The Perl Toolchain Summit needs more sponsors. If your company depends on Perl, please support this very important event.



How to include a dictionary in the Clue Aligner
===============================================


1) Create a DBM-clue database
  * you can use uplug/tools/declclue to create a clue-database-file
    from a plain-text-file:
    - if this is your lexicon (lexicon.txt):
    
######################################################################
# everything line that start with '#' is part of the header
# the header may include parameters in the form attribute: value
# you may specify source-feature-patterns and target-feature-patterns
# lexical data is separated by TAB (source<TAB>target<TAB>frequency)
# frequency-values are optional
# everything should be in Unicode (UTF8) if not specified with -ci
#
# Swedish - English
#---------------------------------------------------------------------
enligt	according to
en	a
ett	a
efter	after
för	for
för	to
och	and
den	the
regeringen	the Government
################## this is the end of the file

   - use the following command to create a new clue-DB

uplug/tools/declclue -o data/runtime/lexicon.dbm < lexicon.txt


2) The lexicon is now used by the 'link'-module in the clue
   aligner. Try for example to align the example-bitext from
   uplug/example (supposing that you copied the corpus to the
   current directory):

uplug/uplug align/word/link -in svenprf.xces



How to use alternative sentence alignment approaches (since version 0.2.0)
==========================================================================


1) hunalign


hunalign is taken from http://mokk.bme.hu/resources/hunalign
It is licensed under a Creative Commons License
http://creativecommons.org/licenses/by/2.0/
In Uplug it is included in share/bin/Linux/hunalign (pre-compiled for GNU/Linux).

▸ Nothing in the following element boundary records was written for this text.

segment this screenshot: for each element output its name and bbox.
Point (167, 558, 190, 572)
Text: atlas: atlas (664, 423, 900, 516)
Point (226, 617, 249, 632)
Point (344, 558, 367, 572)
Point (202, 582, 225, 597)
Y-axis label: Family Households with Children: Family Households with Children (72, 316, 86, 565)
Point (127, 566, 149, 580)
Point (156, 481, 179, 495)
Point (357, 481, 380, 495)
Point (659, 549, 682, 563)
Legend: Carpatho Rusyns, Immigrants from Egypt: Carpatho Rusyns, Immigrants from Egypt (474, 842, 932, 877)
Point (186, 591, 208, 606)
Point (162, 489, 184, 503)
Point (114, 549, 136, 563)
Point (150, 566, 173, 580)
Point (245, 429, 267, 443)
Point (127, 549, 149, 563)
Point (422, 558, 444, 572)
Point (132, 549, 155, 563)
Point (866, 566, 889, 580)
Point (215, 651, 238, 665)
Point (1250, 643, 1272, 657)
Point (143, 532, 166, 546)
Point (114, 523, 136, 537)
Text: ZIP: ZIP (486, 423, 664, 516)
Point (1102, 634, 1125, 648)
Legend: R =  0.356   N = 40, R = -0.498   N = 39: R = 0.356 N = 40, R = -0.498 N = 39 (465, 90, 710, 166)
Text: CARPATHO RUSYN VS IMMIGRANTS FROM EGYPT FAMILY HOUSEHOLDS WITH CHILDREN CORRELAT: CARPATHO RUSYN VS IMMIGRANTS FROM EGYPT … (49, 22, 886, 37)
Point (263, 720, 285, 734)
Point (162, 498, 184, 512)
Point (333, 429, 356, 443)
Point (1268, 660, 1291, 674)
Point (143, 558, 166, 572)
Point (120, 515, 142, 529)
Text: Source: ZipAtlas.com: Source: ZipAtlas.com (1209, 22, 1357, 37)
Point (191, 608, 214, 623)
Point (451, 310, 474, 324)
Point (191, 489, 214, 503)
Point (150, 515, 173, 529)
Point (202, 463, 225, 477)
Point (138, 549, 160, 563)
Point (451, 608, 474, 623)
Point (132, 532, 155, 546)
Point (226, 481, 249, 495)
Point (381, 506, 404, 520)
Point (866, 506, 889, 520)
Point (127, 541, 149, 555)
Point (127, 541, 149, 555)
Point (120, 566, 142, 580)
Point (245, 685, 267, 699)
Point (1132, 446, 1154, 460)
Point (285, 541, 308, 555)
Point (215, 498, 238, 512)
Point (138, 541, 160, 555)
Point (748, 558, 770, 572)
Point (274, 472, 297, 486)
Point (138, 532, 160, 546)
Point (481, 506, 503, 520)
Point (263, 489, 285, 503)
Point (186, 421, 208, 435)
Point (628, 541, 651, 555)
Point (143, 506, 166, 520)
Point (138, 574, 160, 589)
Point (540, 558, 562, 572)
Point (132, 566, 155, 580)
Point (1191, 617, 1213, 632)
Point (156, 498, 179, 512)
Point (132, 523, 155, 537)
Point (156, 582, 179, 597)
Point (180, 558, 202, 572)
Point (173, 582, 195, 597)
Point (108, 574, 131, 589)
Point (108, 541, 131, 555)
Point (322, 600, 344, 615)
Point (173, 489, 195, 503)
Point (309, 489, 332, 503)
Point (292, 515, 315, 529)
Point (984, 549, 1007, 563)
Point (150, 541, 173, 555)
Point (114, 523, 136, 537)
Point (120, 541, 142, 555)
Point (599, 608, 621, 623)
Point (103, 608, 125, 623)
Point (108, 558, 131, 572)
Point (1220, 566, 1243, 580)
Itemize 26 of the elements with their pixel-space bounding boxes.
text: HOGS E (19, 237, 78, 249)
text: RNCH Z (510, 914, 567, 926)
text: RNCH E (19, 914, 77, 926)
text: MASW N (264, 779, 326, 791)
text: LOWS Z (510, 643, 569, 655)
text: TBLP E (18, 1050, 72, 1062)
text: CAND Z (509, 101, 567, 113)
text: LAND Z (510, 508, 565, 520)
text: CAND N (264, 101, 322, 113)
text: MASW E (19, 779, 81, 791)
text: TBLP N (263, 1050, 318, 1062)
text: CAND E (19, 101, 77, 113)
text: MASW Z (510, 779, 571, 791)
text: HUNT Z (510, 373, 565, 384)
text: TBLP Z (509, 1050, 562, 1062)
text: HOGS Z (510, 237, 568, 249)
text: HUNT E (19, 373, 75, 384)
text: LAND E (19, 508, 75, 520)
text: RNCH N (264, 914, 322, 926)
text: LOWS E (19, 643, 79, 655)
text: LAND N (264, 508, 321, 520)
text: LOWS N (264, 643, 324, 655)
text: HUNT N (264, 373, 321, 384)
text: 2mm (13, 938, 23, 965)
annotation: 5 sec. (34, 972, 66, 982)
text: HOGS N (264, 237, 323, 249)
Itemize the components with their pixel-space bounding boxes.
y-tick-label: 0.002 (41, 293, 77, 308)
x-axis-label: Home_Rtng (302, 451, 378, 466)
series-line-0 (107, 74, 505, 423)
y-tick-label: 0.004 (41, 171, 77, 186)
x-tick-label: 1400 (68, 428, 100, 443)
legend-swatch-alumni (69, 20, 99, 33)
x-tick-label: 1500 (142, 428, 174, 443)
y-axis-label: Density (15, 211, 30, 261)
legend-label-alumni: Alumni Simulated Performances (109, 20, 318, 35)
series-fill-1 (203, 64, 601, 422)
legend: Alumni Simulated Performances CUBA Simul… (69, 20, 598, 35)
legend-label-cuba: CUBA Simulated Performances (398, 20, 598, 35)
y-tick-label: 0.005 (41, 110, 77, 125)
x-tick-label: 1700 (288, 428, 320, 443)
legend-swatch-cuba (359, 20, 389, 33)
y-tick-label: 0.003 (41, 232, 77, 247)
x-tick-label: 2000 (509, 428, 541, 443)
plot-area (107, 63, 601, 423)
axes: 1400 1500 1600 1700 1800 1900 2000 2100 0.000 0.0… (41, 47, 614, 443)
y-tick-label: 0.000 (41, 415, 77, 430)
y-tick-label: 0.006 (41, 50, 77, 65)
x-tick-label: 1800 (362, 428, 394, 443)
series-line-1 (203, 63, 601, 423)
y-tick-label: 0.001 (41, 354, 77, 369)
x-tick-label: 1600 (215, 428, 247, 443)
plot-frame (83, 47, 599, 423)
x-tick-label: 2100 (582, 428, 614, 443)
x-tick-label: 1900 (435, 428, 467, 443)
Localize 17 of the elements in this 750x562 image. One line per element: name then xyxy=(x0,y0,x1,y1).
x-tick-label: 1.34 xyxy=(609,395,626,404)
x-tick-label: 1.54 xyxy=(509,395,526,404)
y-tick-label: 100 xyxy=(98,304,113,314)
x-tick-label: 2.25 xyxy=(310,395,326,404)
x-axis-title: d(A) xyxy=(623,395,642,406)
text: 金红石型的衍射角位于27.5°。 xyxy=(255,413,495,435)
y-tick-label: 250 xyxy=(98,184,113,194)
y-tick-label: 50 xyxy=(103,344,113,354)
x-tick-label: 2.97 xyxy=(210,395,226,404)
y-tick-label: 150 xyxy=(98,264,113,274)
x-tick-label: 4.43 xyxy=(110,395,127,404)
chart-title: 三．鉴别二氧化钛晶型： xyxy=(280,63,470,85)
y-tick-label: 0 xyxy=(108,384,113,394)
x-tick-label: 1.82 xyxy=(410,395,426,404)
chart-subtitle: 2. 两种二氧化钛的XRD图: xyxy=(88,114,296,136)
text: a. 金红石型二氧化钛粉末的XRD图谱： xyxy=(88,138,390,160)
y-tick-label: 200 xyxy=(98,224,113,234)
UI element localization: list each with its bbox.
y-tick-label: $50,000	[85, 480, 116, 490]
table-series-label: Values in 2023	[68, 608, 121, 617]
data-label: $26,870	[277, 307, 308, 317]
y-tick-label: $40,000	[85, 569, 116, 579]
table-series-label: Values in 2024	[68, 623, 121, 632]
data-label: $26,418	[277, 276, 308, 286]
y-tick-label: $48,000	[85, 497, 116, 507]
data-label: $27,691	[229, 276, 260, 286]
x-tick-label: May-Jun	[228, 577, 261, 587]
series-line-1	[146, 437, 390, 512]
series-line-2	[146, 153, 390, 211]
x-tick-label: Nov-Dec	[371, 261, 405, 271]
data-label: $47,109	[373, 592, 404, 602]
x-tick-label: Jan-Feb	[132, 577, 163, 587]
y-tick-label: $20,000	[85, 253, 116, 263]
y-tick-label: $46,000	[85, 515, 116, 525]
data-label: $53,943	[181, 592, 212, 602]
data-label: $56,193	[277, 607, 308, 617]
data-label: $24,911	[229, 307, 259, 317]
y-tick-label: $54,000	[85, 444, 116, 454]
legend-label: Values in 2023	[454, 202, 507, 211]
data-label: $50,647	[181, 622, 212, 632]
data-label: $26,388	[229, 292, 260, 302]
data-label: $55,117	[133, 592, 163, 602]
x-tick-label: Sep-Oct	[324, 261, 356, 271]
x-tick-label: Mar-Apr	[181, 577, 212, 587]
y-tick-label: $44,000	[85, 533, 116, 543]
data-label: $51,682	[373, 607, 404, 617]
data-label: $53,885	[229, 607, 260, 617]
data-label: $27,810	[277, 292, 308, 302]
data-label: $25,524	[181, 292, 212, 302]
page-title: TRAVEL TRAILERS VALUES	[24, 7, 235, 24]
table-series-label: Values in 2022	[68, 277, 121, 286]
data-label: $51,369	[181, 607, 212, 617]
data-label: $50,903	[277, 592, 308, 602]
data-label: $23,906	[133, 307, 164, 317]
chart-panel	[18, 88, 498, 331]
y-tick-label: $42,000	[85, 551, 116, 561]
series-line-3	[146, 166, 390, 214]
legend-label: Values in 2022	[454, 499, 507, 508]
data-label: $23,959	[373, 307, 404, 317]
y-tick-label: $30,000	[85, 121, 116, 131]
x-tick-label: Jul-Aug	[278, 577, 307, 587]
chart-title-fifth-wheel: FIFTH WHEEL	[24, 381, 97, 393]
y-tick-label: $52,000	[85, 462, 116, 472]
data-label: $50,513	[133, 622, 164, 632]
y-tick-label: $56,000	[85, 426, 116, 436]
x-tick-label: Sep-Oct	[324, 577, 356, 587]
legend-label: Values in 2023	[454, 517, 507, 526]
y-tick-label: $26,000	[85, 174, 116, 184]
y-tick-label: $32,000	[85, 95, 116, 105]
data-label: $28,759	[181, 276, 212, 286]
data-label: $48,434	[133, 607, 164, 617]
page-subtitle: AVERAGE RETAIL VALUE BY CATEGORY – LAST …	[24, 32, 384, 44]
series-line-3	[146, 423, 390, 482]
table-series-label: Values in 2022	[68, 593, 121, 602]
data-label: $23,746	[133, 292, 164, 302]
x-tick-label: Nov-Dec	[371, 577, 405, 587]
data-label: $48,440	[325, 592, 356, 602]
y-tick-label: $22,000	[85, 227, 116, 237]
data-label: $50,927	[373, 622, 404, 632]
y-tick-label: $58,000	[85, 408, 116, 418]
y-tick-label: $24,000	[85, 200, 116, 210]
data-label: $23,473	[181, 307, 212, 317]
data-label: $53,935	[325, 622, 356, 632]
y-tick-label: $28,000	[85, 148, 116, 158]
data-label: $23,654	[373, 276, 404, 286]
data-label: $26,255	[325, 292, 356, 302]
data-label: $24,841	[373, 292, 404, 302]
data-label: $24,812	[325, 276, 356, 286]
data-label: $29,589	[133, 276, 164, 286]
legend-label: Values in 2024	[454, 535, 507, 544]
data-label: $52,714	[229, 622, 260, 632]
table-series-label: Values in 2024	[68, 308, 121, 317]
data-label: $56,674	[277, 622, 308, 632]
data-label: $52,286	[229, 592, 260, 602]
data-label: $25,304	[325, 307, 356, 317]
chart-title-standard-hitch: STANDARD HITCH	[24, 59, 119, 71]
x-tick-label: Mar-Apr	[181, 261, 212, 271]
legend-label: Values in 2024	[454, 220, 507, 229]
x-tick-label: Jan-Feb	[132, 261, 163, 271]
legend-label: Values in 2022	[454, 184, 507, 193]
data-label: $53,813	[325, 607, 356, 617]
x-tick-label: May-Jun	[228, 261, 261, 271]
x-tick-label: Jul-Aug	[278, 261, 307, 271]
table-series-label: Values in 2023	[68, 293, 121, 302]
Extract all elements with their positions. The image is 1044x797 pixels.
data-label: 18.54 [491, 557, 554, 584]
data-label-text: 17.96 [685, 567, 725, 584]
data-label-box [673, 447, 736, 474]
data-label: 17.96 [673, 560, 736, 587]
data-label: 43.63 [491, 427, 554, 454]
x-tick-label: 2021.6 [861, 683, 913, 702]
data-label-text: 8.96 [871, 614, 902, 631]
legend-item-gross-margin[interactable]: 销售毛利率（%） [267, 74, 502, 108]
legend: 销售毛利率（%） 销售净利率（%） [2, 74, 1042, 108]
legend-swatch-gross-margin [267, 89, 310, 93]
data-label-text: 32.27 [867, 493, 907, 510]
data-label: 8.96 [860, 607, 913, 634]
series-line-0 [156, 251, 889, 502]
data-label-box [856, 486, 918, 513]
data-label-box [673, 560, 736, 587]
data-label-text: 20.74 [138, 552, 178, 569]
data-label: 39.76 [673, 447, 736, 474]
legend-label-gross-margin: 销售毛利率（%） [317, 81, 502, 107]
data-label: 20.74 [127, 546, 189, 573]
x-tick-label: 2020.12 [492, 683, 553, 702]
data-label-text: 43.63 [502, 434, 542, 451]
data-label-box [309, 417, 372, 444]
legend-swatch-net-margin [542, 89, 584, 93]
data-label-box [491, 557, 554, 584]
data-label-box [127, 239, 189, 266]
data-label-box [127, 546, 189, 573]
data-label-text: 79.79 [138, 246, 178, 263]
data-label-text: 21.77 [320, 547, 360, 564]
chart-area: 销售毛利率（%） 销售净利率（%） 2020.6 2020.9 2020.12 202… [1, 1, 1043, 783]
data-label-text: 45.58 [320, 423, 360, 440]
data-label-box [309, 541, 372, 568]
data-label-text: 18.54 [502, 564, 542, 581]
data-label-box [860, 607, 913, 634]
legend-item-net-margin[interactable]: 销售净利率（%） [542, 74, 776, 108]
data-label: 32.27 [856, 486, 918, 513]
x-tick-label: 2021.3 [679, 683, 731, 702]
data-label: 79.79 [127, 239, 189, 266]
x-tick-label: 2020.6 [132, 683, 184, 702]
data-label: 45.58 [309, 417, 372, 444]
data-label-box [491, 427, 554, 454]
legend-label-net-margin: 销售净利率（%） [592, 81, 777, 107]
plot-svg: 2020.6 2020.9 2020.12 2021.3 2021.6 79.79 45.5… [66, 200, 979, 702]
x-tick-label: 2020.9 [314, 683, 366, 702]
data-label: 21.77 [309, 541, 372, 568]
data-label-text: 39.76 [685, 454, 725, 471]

You can run it in a similar way as the default sentence aligner.
Assuming that you have 2 tokenized files (source.xm & target.xml) run the
following command:


    uplug align/hun -src source.xml -trg target.xml -out aligned.xml


This will run hunalign with default settings and the '-realign' flag set
(refer to the hunalign documentation for more details).

You may use your own dictionary using the -dic flag (in that case it won't run
-realign!):


    uplug align/hun -dic my-dic.txt -src source.xml -trg target.xml


The format of a dictionary is as follows 
(source and target separated by ' @ '):

a little @ egy keveset
a little @ egy kicsi
a little @ egy kicsit

(this example is taken from the included english-hungarian dictionary
ext/hunalign/data/hu-en.dic)


You can also run hunalign in 'bisent' mode (only create 1:1 alignments)
Use flag '-b':

    uplug align/hun -b -src source.xml -trg target.xml -out bisent.xml




2) GMA (geometric mapping and alignment)


GMA is taken from http://nlp.cs.nyu.edu/GMA/
and licensed under the GPL (http://www.gnu.org/licenses/gpl.html)
In Uplug it is include in share/ext/gma (pre-compiled for GNU/Linux)


You can run it in the same way as the default sentence aligner:

    uplug align/gma -src source.xml -trg target.xml -out aligned.xml

However, it is recommended to use GMA with language specific
configurations. There is only one pre-defined configuration file for GMA in
Uplug, for English-French. Configuration files are in 
    share/ext/gma/config/
for example
    share/ext/gma/config/GMA.config.enfr
You can write your own configuration files that points to resource files used
by the algorithm (look at the example configuration file for enfr). It can be
used by specifying source and target language when running GMA in Uplug:


    uplug align/gma -src source.xml -srclang source-language -trg target.xml -trglang target_;anguage -out aligned.xml



3) uplug-sentence-align


There is another experimental sentence alignment script in
uplug/tools/uplug-sentence-align which can be used independent of Uplug (doesn't
require the Uplug modules or any other external resource except XML::Parser)

It's an extension to the Gale&Chruch alignment approach re-implemented by
Phillip Koehn to align the EuroParl corpus. Essentially it adds a
cognate/dictionary filter to the standard length-based approach.

You can run it like this:

    uplug/tools/uplug-sentence-align source.xml target.xml > aligned.xml

(this is without any filters)
There are several options to change the alignment process:

#  -h 'hard-tag-re' .......... regular expression to match hard boundary tags
#  -i min_length ............. check for identical words (set minimal length)
#  -c threshold .............. use LCSR cognate filter (with threshold)
#  -w window ................. define size of sliding window (for all filters)
#  -d dic-file ............... use dictionary filter (using dic-file)
#  -u ........................ cognate/identical filter for upper case words
#  -v ........................ verbose mode

The dicitonary format is a space list of entries where source and target word
(no multi-word units!) are separated by exactly one space character.

The LCSR threshold should be between 0 and 1. The window parameter and the
min_length parameter should be positive integers. All filters are applied in a
sort of sliding window. Hard boundaries will be added after sentence pairs
containing cognates/dictionary entries identified by the filters.